Por José de Castro
SÃO PAULO (Reuters) - O dólar deu um salto nesta terça-feira e fechou na maior alta diária em quatro semanas, com o real liderando as perdas entre pares globais, conforme o mau humor externo ditou uma realização de lucros no mercado local de câmbio após o dólar flertar mais cedo com o piso psicológico de 5 reais.
A sessão foi particularmente influenciada pela tradicional "briga" entre comprados e vendidos em torno da taxa Ptax de fim de mês, que será definida na quarta-feira, movimento que costuma adicionar volatilidade aos negócios.
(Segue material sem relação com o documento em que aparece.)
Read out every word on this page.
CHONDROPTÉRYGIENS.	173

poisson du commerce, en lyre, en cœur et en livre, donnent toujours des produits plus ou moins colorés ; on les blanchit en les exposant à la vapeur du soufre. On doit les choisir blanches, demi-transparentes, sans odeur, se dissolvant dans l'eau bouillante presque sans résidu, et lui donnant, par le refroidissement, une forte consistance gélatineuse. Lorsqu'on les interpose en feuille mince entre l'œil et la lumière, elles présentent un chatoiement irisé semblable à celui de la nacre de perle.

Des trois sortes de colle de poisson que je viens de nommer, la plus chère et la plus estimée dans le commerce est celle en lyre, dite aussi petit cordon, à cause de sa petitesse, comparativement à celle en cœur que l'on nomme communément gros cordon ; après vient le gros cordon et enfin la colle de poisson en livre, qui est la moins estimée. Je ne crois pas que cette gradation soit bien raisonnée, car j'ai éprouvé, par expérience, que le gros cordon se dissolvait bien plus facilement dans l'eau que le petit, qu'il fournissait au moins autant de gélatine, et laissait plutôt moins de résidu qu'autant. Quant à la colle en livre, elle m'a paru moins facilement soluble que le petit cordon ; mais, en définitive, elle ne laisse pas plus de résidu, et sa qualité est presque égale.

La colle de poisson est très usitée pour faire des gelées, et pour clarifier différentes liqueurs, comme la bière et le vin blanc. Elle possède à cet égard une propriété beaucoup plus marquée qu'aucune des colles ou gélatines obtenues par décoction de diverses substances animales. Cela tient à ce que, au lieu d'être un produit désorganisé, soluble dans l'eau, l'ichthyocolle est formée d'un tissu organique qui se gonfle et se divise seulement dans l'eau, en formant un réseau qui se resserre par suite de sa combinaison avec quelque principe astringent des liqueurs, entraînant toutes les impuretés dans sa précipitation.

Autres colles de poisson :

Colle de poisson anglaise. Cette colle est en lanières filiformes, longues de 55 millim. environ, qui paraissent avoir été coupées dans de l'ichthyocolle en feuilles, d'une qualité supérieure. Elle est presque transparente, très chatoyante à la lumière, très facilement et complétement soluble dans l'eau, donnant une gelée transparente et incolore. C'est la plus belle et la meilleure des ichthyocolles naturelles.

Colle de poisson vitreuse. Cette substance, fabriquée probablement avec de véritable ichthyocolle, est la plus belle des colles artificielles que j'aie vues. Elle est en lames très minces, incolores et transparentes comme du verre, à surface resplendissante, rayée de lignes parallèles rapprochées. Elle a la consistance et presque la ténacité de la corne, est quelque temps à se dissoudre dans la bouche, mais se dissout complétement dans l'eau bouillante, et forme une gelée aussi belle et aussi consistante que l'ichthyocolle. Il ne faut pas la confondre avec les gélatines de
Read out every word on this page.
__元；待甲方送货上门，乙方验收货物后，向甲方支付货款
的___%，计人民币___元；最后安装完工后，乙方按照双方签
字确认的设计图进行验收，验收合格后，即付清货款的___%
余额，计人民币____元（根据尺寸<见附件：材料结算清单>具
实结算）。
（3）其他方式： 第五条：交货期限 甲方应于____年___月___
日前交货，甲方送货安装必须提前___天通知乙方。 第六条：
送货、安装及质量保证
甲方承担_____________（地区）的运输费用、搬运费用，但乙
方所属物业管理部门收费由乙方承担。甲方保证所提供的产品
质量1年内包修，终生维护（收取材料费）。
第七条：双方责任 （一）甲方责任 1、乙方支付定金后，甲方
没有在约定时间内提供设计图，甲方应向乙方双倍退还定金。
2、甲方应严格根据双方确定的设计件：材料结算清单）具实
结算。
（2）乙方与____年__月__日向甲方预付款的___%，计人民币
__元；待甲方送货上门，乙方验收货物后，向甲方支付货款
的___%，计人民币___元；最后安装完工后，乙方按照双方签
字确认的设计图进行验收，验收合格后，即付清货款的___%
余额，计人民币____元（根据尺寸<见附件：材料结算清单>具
O dólar à vista subiu 1,57%, a 5,112 reais, maior valorização percentual diária desde 2 de agosto (1,93%). Voltou, assim, a operar acima de sua média móvel de 100 dias, abaixo da qual havia fechado na véspera pela primeira vez desde junho.
Na mínima do dia, a cotação marcou 5,008 reais --queda de 0,50% no dia e menor patamar desde meados de junho--, antes de recobrar forças e bater um pico de 5,122 reais, alta de 1,77%.
O real liderou o bonde das moedas em depreciação nesta terça-feira, numa lista encabeçada sobretudo por divisas correlacionadas às commodities e que nos últimos dias haviam tido performance superior ao mercado geral na esteira do rali das matérias-primas.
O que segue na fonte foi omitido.